Managing a business, operations, personnel or assets in another country is challenging and costly. Any management that we may
have (whether based abroad or in the U.S.) may be inexperienced in cross-border business practices and unaware of significant
differences in accounting rules, legal regimes and labor practices. Even with a seasoned and experienced management team, the
costs and difficulties inherent in managing cross-border business operations, personnel and assets can be significant (and much
higher than in a purely domestic business) and may negatively impact our financial and operational performance.
If
social unrest, acts of terrorism, regime changes, changes in laws and regulations, political upheaval, or policy changes or enactments
occur in a country in which we may operate after we effect our initial business combination, it may result in a negative impact
on our business.
In
the event we acquire a non-U.S. target, political events in another country may significantly affect our business, assets or operations.
Social unrest, acts of terrorism, regime changes, changes in laws and regulations, political upheaval, and policy changes or enactments
could negatively impact our business in a particular country.
Many
countries have difficult and unpredictable legal systems and underdeveloped laws and regulations that are unclear and subject
to corruption and inexperience, which may adversely impact our results of operations and financial condition.
In
the event we acquire a non-U.S. target, our ability to seek and enforce legal protections, including with respect to intellectual
property and other property rights, or to defend ourselves with regard to legal actions taken against us in a given country, may
be difficult or impossible, which could adversely impact our operations, assets or financial condition.
Rules
and regulations in many countries are often ambiguous or open to differing interpretation by responsible individuals and agencies
at the municipal, state, regional and federal levels.

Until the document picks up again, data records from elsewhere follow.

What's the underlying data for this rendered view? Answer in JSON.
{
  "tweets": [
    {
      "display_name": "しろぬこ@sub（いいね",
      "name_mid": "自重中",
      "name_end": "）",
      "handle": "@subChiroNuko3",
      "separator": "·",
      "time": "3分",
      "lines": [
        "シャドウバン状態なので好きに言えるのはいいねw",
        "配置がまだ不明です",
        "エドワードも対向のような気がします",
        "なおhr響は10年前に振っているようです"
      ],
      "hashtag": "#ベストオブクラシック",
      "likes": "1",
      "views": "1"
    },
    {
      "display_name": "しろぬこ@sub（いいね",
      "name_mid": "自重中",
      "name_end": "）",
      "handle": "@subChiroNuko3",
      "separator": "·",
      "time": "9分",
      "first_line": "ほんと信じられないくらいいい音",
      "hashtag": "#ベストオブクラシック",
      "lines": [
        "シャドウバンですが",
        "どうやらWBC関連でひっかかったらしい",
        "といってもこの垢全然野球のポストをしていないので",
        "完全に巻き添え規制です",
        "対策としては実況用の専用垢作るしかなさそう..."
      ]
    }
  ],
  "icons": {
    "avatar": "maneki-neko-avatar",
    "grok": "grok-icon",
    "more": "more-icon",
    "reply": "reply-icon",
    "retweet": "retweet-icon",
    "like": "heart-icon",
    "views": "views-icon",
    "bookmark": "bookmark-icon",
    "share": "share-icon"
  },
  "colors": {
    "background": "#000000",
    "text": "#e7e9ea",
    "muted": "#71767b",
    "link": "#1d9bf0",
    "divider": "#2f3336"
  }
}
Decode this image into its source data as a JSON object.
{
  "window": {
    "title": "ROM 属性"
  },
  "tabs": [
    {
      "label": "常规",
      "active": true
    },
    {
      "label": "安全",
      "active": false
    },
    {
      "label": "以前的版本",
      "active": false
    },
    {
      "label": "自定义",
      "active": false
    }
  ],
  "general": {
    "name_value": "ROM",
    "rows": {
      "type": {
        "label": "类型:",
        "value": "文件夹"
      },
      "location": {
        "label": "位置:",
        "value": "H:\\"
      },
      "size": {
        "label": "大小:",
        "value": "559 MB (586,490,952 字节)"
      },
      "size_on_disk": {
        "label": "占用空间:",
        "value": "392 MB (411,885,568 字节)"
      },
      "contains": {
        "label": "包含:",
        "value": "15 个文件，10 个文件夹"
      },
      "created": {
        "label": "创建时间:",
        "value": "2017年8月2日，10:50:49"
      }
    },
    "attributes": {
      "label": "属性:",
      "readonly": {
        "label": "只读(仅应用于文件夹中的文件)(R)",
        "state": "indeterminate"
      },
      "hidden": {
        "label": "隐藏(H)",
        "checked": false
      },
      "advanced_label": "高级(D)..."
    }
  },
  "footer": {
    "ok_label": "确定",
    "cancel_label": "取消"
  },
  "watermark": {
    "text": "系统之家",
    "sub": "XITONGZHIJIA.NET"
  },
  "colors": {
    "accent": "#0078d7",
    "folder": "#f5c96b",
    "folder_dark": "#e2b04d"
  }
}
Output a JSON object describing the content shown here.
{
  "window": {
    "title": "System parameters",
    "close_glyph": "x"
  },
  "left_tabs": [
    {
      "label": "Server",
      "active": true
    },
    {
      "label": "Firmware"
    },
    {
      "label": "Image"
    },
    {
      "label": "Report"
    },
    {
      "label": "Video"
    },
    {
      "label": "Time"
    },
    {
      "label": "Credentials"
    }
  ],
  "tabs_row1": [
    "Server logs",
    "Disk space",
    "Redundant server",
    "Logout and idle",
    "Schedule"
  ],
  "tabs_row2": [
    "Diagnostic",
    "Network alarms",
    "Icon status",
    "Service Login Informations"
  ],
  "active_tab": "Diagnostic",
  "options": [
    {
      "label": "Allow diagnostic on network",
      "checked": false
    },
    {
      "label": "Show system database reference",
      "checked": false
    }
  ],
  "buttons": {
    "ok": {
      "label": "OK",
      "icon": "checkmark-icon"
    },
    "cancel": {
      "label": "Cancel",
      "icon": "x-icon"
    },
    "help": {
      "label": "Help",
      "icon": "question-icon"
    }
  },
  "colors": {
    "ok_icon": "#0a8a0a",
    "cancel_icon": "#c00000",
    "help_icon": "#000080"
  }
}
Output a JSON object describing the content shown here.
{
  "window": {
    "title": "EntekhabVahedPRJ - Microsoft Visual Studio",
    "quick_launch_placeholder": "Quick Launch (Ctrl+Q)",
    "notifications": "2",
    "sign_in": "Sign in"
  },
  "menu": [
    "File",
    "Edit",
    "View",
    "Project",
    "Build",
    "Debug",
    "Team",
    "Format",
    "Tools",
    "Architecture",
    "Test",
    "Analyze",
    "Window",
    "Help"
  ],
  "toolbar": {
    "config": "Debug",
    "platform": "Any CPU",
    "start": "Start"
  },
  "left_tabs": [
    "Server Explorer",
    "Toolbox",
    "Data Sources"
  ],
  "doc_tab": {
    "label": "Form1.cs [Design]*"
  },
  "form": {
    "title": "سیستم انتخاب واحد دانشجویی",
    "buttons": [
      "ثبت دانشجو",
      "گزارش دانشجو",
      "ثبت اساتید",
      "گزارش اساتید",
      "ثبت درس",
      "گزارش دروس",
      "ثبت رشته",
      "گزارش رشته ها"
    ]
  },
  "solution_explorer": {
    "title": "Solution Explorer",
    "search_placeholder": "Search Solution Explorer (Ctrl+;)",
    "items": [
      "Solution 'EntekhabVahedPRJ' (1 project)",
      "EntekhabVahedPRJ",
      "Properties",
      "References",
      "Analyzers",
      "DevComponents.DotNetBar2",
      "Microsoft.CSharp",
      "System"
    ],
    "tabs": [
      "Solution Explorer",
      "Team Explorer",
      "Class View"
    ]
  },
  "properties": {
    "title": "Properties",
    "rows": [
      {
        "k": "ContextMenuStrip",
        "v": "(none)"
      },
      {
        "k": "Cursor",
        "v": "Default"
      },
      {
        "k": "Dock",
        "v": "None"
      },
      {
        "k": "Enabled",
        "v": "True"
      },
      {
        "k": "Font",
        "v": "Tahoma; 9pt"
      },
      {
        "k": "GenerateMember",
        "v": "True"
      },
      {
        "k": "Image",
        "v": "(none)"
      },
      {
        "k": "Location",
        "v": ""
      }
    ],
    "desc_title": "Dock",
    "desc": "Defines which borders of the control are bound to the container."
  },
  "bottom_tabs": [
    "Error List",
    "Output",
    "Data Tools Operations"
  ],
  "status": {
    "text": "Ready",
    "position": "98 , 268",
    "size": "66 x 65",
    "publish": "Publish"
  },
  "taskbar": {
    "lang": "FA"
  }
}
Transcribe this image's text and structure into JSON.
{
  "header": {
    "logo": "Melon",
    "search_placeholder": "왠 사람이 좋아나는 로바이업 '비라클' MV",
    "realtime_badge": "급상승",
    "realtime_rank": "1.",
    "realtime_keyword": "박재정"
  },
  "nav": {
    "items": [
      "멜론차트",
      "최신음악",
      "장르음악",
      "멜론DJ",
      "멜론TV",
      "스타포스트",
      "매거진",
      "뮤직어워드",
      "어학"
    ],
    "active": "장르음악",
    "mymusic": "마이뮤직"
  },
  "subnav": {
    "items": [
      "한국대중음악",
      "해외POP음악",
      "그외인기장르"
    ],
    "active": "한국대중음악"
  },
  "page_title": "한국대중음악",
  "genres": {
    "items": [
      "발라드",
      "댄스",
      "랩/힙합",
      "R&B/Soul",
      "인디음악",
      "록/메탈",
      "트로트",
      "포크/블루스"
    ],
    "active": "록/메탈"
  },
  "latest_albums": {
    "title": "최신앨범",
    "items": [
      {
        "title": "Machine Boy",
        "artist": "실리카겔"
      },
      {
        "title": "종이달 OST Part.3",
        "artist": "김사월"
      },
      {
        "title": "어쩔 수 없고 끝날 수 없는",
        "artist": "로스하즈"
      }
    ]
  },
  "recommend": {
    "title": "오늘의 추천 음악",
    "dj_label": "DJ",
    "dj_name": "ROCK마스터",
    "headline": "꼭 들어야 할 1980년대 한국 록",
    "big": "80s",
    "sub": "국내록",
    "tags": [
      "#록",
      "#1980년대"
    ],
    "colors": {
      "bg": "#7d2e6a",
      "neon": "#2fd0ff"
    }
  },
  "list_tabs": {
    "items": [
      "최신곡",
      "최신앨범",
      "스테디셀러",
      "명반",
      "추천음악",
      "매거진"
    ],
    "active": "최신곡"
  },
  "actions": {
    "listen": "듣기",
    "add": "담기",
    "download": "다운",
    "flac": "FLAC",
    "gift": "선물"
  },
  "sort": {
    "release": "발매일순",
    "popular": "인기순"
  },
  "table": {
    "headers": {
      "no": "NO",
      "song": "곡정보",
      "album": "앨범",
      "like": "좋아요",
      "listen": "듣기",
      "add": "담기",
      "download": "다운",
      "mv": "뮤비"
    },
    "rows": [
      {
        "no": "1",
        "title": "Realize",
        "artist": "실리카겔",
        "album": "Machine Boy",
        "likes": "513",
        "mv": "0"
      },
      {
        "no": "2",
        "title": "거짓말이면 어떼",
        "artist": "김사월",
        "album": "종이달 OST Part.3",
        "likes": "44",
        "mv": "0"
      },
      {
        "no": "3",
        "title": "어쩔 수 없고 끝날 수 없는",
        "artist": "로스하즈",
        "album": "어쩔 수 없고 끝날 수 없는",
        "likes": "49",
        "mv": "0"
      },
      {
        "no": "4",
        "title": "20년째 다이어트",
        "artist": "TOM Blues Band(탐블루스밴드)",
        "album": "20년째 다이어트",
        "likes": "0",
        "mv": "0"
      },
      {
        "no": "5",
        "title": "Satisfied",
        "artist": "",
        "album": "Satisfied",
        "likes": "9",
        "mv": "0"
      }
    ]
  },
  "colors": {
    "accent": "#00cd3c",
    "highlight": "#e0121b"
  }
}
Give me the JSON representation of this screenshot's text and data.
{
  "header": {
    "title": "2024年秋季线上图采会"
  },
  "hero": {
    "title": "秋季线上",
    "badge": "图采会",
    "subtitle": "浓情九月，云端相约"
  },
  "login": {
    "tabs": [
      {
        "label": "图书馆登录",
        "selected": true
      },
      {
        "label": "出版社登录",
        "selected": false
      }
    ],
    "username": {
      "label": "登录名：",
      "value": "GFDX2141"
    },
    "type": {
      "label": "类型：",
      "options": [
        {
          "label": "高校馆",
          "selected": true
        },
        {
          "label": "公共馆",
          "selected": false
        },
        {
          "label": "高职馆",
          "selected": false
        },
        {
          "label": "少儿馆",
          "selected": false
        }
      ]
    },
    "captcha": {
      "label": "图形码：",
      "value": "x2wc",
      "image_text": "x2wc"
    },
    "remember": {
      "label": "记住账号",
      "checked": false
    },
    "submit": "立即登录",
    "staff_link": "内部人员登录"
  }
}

The attitudes and actions of such individuals and agencies are often difficult
to predict and inconsistent.
Delay
with respect to the enforcement of particular rules and regulations, including those relating to customs, tax, environmental and
labor, could cause serious disruption to operations abroad and negatively impact our results.
Because
foreign law could govern almost all of our material agreements, we may not be able to enforce our rights within such jurisdiction
or elsewhere, which could result in a significant loss of business, business opportunities or capital.
In
the event we acquire a non-U.S. target, foreign law could govern almost all of our material agreements. The target business may
not be able to enforce any of its material agreements or enforce remedies for breaches of those agreements outside of such foreign
jurisdiction’s legal system. The system of laws and the enforcement of existing laws and contracts in such jurisdiction
may be uncertain in implementation and interpretation. As a result, the inability to enforce or obtain a remedy under any of our
future agreements could result in a significant loss of business and business opportunities.